E em 23 dias de greve dos
operários da construção civil, vimos como é possível a criminalização de um
movimento. Embora a direção da entidade repita constantemente que não incentiva
violência, que não fornece bebidas alcoólicas e que defende a liberdade de
imprensa, o que vemos é a constante reprodução de notícias que tratam os
grevistas como baderneiros, vândalos e bêbados. Chegou-se ao ponto de se
mostrar um trabalhador fumando cigarro Maratá e insinuar que se tratava de um
cigarro de maconha.
Imagens de antigos processos
de luta são utilizadas para insinuar quebradeira, imagens de funcionários do
sindicato fechando um portão são usadas com o mesmo intuito. Uso de câmeras
ocultas. Alegações de agressão e vandalismo, sem comprovação de imagem. E
tantas outras formas de manipulação da informação que já foram denunciadas em
nota pela entidade sindical.
Generalizam-se as exceções. E
o que as entidades solicitam? Que mostrem o que está errado, mas não esqueçam a
imparcialidade, consultem os dois lados e não acusem sem provas.
Mas, ontem (29/05), a
superação de como a imprensa pode julgar fatos chegou ao seu ápice, buscaram
declarações de personalidades do Estado, que se pronunciaram sem ao menos ouvir
os dois lados, e, diga-se de passagem, pessoas que em tanto tempo de luta
desses trabalhadores, jamais se manifestaram em defesa dessas categorias.
Por que nenhum desses
entrevistados questionou as 28 mortes acontecidas nos canteiros de obra de 2011
até hoje? Por que nenhuma delas questionou por que foram substituídos os
grevistas gráficos com contratação de outros trabalhadores? Por que em nenhum
momento colocaram-se na defesa da luta dos trabalhadores, ou pediram que os
patrões mostrem-se mais dispostos em negociar?

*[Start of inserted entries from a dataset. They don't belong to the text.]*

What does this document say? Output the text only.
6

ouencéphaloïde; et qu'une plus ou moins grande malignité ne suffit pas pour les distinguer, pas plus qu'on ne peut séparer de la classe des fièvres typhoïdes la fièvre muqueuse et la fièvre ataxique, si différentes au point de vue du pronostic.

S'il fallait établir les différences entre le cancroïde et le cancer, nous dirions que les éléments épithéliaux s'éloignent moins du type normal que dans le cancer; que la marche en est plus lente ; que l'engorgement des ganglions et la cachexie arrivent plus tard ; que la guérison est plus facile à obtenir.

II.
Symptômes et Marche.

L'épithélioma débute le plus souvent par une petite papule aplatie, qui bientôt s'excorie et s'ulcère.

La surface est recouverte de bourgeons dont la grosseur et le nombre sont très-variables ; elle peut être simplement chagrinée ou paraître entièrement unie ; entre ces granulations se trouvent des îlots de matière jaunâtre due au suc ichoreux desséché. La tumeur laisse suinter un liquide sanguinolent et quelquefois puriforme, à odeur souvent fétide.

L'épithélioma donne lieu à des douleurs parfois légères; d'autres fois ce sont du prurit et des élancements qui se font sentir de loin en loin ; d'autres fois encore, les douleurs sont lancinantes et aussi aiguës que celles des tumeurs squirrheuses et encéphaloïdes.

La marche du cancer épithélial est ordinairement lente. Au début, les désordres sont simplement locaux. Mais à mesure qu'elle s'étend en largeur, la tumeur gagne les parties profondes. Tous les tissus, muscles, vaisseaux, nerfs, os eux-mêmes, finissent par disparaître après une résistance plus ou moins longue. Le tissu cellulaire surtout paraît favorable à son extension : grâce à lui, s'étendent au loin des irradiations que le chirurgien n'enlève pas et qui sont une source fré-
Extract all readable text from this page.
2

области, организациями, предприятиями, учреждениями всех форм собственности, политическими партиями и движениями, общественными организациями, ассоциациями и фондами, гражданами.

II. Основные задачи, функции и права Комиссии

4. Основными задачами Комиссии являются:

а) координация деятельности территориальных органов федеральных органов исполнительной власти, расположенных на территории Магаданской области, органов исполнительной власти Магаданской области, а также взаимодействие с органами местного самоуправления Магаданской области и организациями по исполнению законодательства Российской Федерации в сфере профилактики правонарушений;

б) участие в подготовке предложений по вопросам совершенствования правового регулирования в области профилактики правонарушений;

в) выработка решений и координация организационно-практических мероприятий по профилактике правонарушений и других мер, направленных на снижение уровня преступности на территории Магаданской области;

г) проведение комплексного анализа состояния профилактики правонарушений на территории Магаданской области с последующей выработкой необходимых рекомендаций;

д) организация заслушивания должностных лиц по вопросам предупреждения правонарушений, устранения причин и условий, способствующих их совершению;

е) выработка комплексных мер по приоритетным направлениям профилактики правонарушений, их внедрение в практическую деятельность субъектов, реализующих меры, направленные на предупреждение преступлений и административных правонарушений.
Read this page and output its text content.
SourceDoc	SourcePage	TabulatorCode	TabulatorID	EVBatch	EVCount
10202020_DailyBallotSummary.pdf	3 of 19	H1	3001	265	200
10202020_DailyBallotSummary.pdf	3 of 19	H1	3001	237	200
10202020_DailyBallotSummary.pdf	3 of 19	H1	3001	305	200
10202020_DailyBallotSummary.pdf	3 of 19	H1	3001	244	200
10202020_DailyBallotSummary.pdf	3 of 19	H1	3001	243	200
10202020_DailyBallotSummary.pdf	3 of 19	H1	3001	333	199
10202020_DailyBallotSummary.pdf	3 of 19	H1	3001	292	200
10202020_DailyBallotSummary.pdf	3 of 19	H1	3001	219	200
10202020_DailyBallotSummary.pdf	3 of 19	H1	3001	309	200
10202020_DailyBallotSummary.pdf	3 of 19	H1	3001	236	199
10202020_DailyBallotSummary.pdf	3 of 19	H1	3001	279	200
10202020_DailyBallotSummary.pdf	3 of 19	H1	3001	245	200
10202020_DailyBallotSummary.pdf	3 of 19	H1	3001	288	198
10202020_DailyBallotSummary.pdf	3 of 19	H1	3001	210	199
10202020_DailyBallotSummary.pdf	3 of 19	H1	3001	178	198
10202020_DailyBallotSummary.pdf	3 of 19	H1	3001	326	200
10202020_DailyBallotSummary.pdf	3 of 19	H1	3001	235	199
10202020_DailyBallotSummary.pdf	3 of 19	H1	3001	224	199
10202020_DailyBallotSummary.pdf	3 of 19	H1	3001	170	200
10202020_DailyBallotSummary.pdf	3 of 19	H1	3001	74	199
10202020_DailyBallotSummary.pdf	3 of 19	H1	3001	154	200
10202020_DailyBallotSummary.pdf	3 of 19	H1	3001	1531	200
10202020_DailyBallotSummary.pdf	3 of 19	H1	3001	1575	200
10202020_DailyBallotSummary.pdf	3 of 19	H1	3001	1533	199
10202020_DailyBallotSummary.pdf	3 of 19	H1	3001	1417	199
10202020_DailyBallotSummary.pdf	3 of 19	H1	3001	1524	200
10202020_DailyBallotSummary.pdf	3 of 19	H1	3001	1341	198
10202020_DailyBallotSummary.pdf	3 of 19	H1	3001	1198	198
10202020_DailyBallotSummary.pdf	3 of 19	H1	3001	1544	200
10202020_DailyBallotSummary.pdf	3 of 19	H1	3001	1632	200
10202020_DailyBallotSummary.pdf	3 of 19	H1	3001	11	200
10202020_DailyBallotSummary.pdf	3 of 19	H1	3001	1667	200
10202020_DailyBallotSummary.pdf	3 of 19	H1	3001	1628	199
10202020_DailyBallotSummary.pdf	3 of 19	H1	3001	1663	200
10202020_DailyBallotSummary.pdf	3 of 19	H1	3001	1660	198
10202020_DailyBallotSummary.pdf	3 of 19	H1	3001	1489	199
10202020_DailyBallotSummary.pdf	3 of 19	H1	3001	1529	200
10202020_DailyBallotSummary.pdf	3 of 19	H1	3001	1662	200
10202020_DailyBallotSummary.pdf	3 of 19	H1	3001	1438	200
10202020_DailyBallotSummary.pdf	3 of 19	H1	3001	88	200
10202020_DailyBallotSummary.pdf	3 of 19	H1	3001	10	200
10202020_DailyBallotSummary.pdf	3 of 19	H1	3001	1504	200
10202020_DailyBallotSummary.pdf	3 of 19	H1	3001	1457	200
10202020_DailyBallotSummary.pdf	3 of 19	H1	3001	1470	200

Quanto ao dia de ontem, mais
uma vez vimos como uma história pode ser construída. Através desta nota,
tentamos esclarecer a sociedade e aos jornalistas (trabalhadores), sobre os
fatos:
1- O trio elétrico da entidade, onde se encontravam a direção das entidades,
cruzava a rua lateral do jornal, quando teve inicio o confronto entre a
segurança contratada pelo Diário do Nordeste e alguns trabalhadores;
2- O confronto foi iniciado, pois segundo informações colhidas pela direção do
sindicato junto aos trabalhadores, um segurança do jornal teria tirado uma
pedra do jardim e chegou a ser orientado para trocar por uma maior;
3- A tentativa de segurar uma pedra, foi impedida por um trabalhador que segurado
pelo braço, foi sendo arrastado para o interior do jornal;
4- Foi quando a categoria enfrentou a segurança;
5- Mesmo assim, o presidente do Sindicato dos Gráficos pegou o microfone do carro
de som e gritando aos manifestantes pediu que as categorias recuassem e não
caíssem em qualquer tipo de provocação;
6- Membros da direção do Sindicato dos Trabalhadores da Construção Civil fizeram
com seus corpos uma corrente de proteção ao Diário do Nordeste para conter a
situação, ironicamente a foto dos dirigentes fazendo a corrente foi capa do
próprio jornal;
7- O assessor político do Sindicato dos Trabalhadores da Construção Civil,
Valdir Pereira, nunca esteve no local, ao contrário do que foi publicado.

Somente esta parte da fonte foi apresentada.